Aproveitando os conhecimentos adquiridos ao longo da "SYR Series" lançada em nome próprio e após terem domesticado a carga sónica em Washing Machine, chegara a altura de submeter à profissão de fé todos os miúdos que Moore e Kim Gordon tinham visto crescer do outro lado da rua a partir do seu apartamento. Os mesmos miúdos que viriam a ser dirigidos por Harmony Korine em Kids - digno do seu vanguardismo, nem que seja pela forma como gerou polémica. Korine que, no videoclip realizado para "Sunday", elabora uma esclarecedora tradução visual do sentimento outonal que A Thousand Leaves expira. A candura estival das bailarinas em contraste com um decadente Macauley Culkin, que outrora nos divertia com as suas armadilhas, mas que aqui só causa desconforto ao lambuzar-se com a sua própria saliva. A mascote felpuda (um hamster?) que morde a mão do dono quando este menos espera. Também os Sonic Youth decidiram afiar os dentes perante aqueles que os tinham num pedestal a que recorriam quando órfãos. Talvez seja por isso que muito boa gente detestou o concerto que a banda deu no Sudoeste de 1998. Houve mesmo quem julgasse que Ranaldo e Moore estavam a varrer o palco com as suas guitarras. Após o Verão gozado entre vendas assinaláveis e a bênção da MTV, era altura de reivindicar o direito ao experimentalismo e maturidade.

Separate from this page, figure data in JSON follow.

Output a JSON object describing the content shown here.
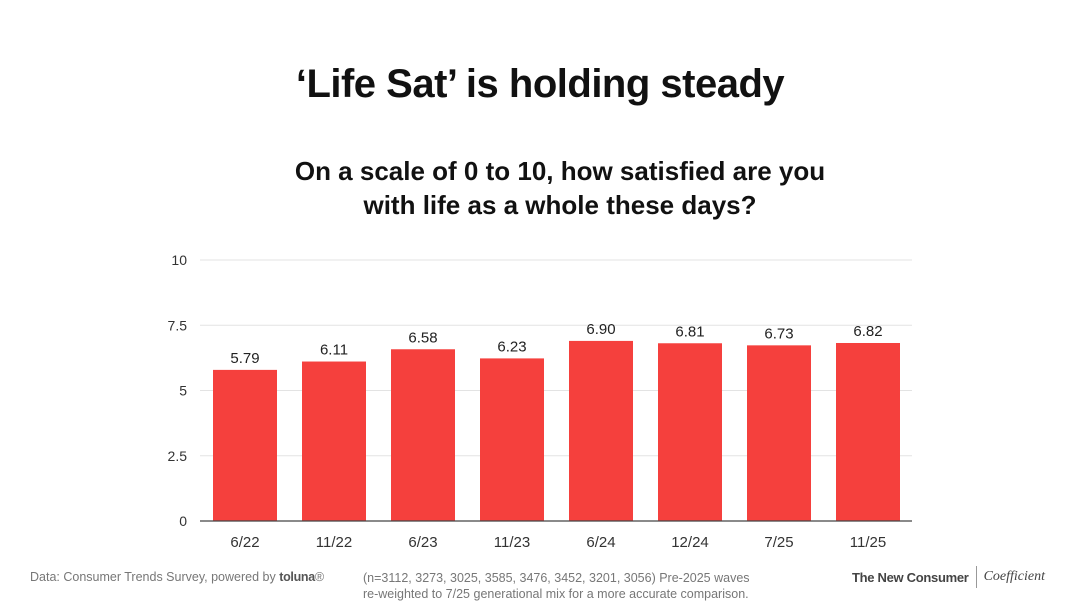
{
  "title": "‘Life Sat’ is holding steady",
  "subtitle": {
    "line1": "On a scale of 0 to 10, how satisfied are you",
    "line2": "with life as a whole these days?"
  },
  "chart_data": {
    "type": "bar",
    "categories": [
      "6/22",
      "11/22",
      "6/23",
      "11/23",
      "6/24",
      "12/24",
      "7/25",
      "11/25"
    ],
    "values": [
      5.79,
      6.11,
      6.58,
      6.23,
      6.9,
      6.81,
      6.73,
      6.82
    ],
    "value_labels": [
      "5.79",
      "6.11",
      "6.58",
      "6.23",
      "6.90",
      "6.81",
      "6.73",
      "6.82"
    ],
    "ylim": [
      0,
      10
    ],
    "yticks": [
      0,
      2.5,
      5,
      7.5,
      10
    ],
    "ytick_labels": [
      "0",
      "2.5",
      "5",
      "7.5",
      "10"
    ],
    "grid": true,
    "colors": {
      "bar": "#f5403d",
      "grid": "#e3e3e3",
      "axis": "#444444",
      "tick_text": "#333333",
      "label_text": "#222222"
    }
  },
  "footer": {
    "source_prefix": "Data: Consumer Trends Survey, powered by ",
    "source_brand": "toluna",
    "source_brand_mark": "®",
    "note_line1": "(n=3112, 3273, 3025, 3585, 3476, 3452, 3201, 3056) Pre-2025 waves",
    "note_line2": "re-weighted to 7/25 generational mix for a more accurate comparison.",
    "brand_1": "The New Consumer",
    "brand_2": "Coefficient"
  }
}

Tal como sempre aconteceu, os SY souberam como tingir a sua música de uma sensibilidade "arty" sem que tivessem de sacrificar um pouco que fosse da sua personalidade. A batata quente estava nas mãos dos admiradores que se viram obrigados a optar por educar ou não o ouvido ao primeiro disco verdadeiramente adulto dos SY. Ainda que de assimilação difícil e vagamente austero, A Thousand Leaves é infinitamente recompensador.

Coberto pelo manto de folhas secas, o ardor punk permanece intacto e na sua forma bruta. Custa a crer que Kim Gordon, mãe e senhora, ainda consiga ser tão ameaçadoramente ríspida como em "French Tickler". Aquela que, ao lado de Lydia Lunch, é a genuína "riot grrl" continua a domar o ruído à vontade do seu discurso feminista e anti-sexista. Seja na marcha industrial que serve de introdução ao disco ou no manifesto a três tempos que é "Female Mechanic Now On Duty".

As adições significantes ao já denso espólio dos Sonic Youth são muitas: o representativo hino ao tédio "Sunday" que, a arriscar-se a comparação absurda, é "100%" com o pijama vestido do avesso. "Wild Flower Soul" - muito provavelmente um dos primeiros clássicos contemporâneos do rock dito alternativo a durar mais de nove minutos. O caleidoscópio vai acumulando cores e ângulos com a adição da componente poética versada à tona de águas salubres em "Hits of Sunshine (for Allen Ginsberg)" ou com a habitual incursão pelo imaginário "beat" pela voz de Ranaldo - "Karen Koltrane", neste caso. Mesmo quando contemplado superficialmente, A Thousand Leaves oferece remédio para todas as necessidades, soluções para todos os gostos.

É por isso que o tenho como o primeiro compêndio equilibrado de uma carreira. Álbum de transição, fiável trampolim para a trilogia acerca de Nova Iorque que teria como primeiro capítulo o subestimado NYC Ghosts & Flowers, A Thousand Leaves é essencialmente o primeiro disco do Outono de uma invejável carreira, após os últimos dias de Verão passados em família. Avizinha-se um longo e rigoroso Inverno e aposto que muitos serão os que já esfregam as mãos de ansiedade.